1. ## Probability with combinations

Hi!
I saw a exercise that I couldn't answer, but it seems so simple...
There is a chance that the book has a wrong answer (it says 5/6 is the answer), but I can't get that kind of an answer.

"There are 10 pieces, 4 of them are good. What the probability that you will pick alteast one good piece?"

So as far as I figured then here are combinations (10 3) = 10!/(3!*7!) = 120. So there are 120 ways to pick 3 pieces.

If the answer is right then there should be 100 outcomes out of 120 that you pick atleast 1 good piece (5/6), but how can you get such a number?

2. Originally Posted by regdude
Hi!
(it says 5/6 is the answer), but I can't get that kind of an answer.

"There are 10 pieces, 4 of them are good. What the probability that you will pick alteast one good piece?"
The answer in the text is correct.
There are $_{6}\mathcal{C}_3=\binom{6}{3}$ ways to select all 'bad' items.
$1-\frac{_{6}\mathcal{C}_3}{_{10}\mathcal{C}_3}=\frac {5}{6}$.

3. Can you please explain why there are (thats 20) ways to chose 'bad' pieces?

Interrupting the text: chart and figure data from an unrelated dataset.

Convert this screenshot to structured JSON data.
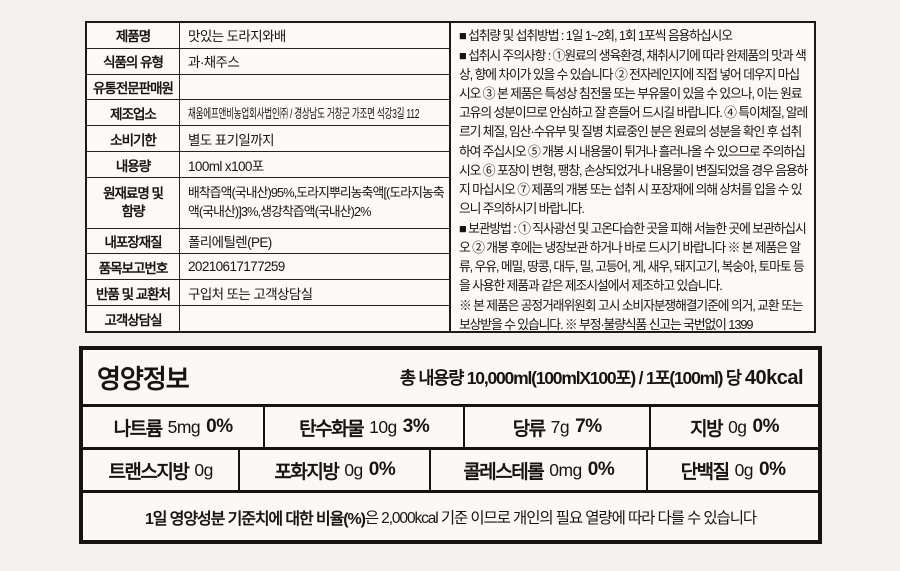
{
  "palette": {
    "page_background": "#f2f1ee",
    "panel_background": "#fbfaf7",
    "border": "#141414",
    "text": "#171513"
  },
  "product": {
    "rows": [
      {
        "label": "제품명",
        "value": "맛있는 도라지와배"
      },
      {
        "label": "식품의 유형",
        "value": "과·채주스"
      },
      {
        "label": "유통전문판매원",
        "value": ""
      },
      {
        "label": "제조업소",
        "value": "채움에프앤비농업회사법인㈜ / 경상남도 거창군 가조면 석강3길 112"
      },
      {
        "label": "소비기한",
        "value": "별도 표기일까지"
      },
      {
        "label": "내용량",
        "value": "100ml x100포"
      },
      {
        "label": "원재료명 및 함량",
        "value": "배착즙액(국내산)95%,도라지뿌리농축액[(도라지농축액(국내산)]3%,생강착즙액(국내산)2%"
      },
      {
        "label": "내포장재질",
        "value": "폴리에틸렌(PE)"
      },
      {
        "label": "품목보고번호",
        "value": "20210617177259"
      },
      {
        "label": "반품 및 교환처",
        "value": "구입처 또는 고객상담실"
      },
      {
        "label": "고객상담실",
        "value": ""
      }
    ]
  },
  "notices": {
    "intake": "■ 섭취량 및 섭취방법 : 1일 1~2회, 1회 1포씩 음용하십시오",
    "precautions": "■ 섭취시 주의사항 : ①원료의 생육환경, 채취시기에 따라 완제품의 맛과 색상, 향에 차이가 있을 수 있습니다 ② 전자레인지에 직접 넣어 데우지 마십시오 ③ 본 제품은 특성상 침전물 또는 부유물이 있을 수 있으나, 이는 원료 고유의 성분이므로 안심하고 잘 흔들어 드시길 바랍니다. ④ 특이체질, 알레르기 체질, 임산·수유부 및 질병 치료중인 분은 원료의 성분을 확인 후 섭취하여 주십시오 ⑤ 개봉 시 내용물이 튀거나 흘러나올 수 있으므로 주의하십시오 ⑥ 포장이 변형, 팽창, 손상되었거나 내용물이 변질되었을 경우 음용하지 마십시오 ⑦ 제품의 개봉 또는 섭취 시 포장재에 의해 상처를 입을 수 있으니 주의하시기 바랍니다.",
    "storage": "■ 보관방법 : ① 직사광선 및 고온다습한 곳을 피해 서늘한 곳에 보관하십시오 ② 개봉 후에는 냉장보관 하거나 바로 드시기 바랍니다 ※ 본 제품은 알류, 우유, 메밀, 땅콩, 대두, 밀, 고등어, 게, 새우, 돼지고기, 복숭아, 토마토 등을 사용한 제품과 같은 제조시설에서 제조하고 있습니다.",
    "exchange": "※ 본 제품은 공정거래위원회 고시 소비자분쟁해결기준에 의거, 교환 또는 보상받을 수 있습니다. ※ 부정·불량식품 신고는 국번없이 1399"
  },
  "nutrition": {
    "title": "영양정보",
    "serving_prefix": "총 내용량 10,000ml(100mlX100포) / 1포(100ml) 당",
    "calories": "40kcal",
    "rows": [
      [
        {
          "name": "나트륨",
          "amount": "5mg",
          "percent": "0%"
        },
        {
          "name": "탄수화물",
          "amount": "10g",
          "percent": "3%"
        },
        {
          "name": "당류",
          "amount": "7g",
          "percent": "7%"
        },
        {
          "name": "지방",
          "amount": "0g",
          "percent": "0%"
        }
      ],
      [
        {
          "name": "트랜스지방",
          "amount": "0g",
          "percent": ""
        },
        {
          "name": "포화지방",
          "amount": "0g",
          "percent": "0%"
        },
        {
          "name": "콜레스테롤",
          "amount": "0mg",
          "percent": "0%"
        },
        {
          "name": "단백질",
          "amount": "0g",
          "percent": "0%"
        }
      ]
    ],
    "footnote_bold": "1일 영양성분 기준치에 대한 비율(%)",
    "footnote_rest": "은 2,000kcal 기준 이므로 개인의 필요 열량에 따라 다를 수 있습니다"
  }
}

4. Originally Posted by regdude
Can you please explain why there are (thats 20) ways to chose 'bad' pieces?
There are ten items in all. Four are 'good'. So six are 'bad'.
If we select three items and all are 'bad' that is choosing three from six.
The probability of that happening is $\frac{1}{6}$, all ‘bad’.
At least one ‘good’ is the complement of all ‘bad’: $1-\frac{1}{6}$.

5. Oh, right.
Thanks.

6. Hello, regdude!

Plato is absolutely correct
. . and his approach is the best one!

You can do it "the long way" . . . if you are very careful.

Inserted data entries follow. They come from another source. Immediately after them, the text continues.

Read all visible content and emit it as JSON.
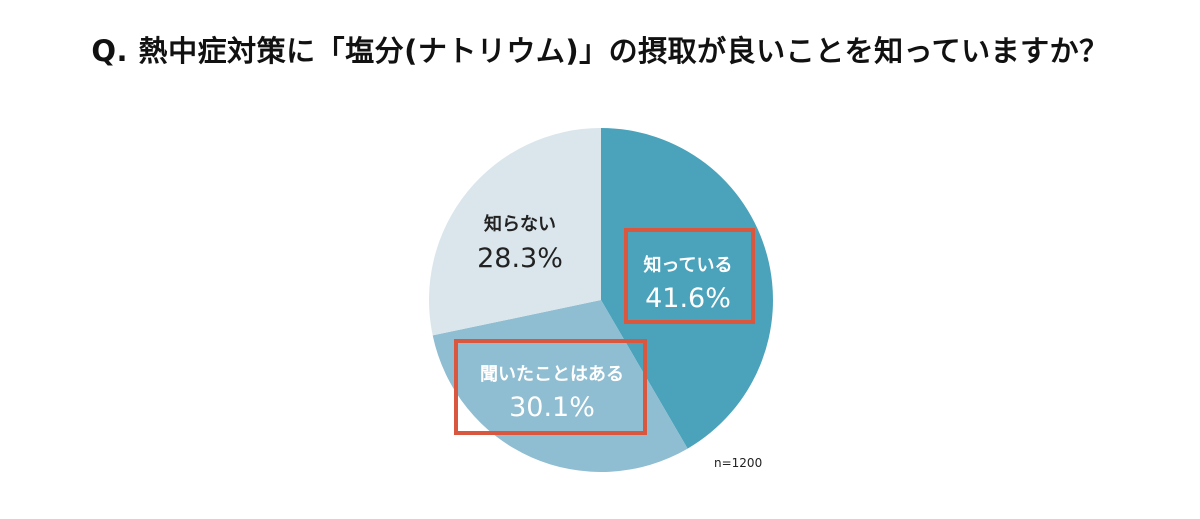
{
  "question": "Q. 熱中症対策に「塩分(ナトリウム)」の摂取が良いことを知っていますか？",
  "sample_size": "n=1200",
  "chart_data": {
    "type": "pie",
    "title": "Q. 熱中症対策に「塩分(ナトリウム)」の摂取が良いことを知っていますか？",
    "start": "12 o'clock",
    "direction": "clockwise",
    "slices": [
      {
        "label": "知っている",
        "value": 41.6,
        "value_label": "41.6%",
        "color": "#4aa3bb",
        "text_color": "#ffffff",
        "highlighted": true
      },
      {
        "label": "聞いたことはある",
        "value": 30.1,
        "value_label": "30.1%",
        "color": "#8fbdd1",
        "text_color": "#ffffff",
        "highlighted": true
      },
      {
        "label": "知らない",
        "value": 28.3,
        "value_label": "28.3%",
        "color": "#dae6ec",
        "text_color": "#222222",
        "highlighted": false
      }
    ],
    "highlight_color": "#d9573f"
  }
}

There are 10 pieces, 4 of them are good.
You pick 3 of them at random.
What the probability that you will pick at least one good piece?
You are right: there are ${10\choose3} = 120$ possible outcomes.

There are 4 good pieces (G), and 6 bad pieces (B).

How many ways can we get at least one G?

. . [1] one G, two Bs: . ${4\choose1}{6\choose2} \:=\:4\cdot15 \:=\:60$ ways.

. . [2] two Gs, one B: . ${4\choose2}{6\choose1} \:=\:6\cdot6 \:=\:36$ ways.

. . [3] three Gs, no B: . ${4\choose3}{6\choose0} \:=\:4\cdot1 \:=\:4$ ways.

Hence, there are: . $60 + 36 + 4 \:=\:100$ ways to get at least one Good.

Therefore: . $P(\text{at least one G}) \;=\;\frac{100}{120} \;=\;\frac{5}{6}$

Got it?

7. Thanks, your way seems to be more clearer to me, because this one I know (since I understand combinations more then the actual probability theory).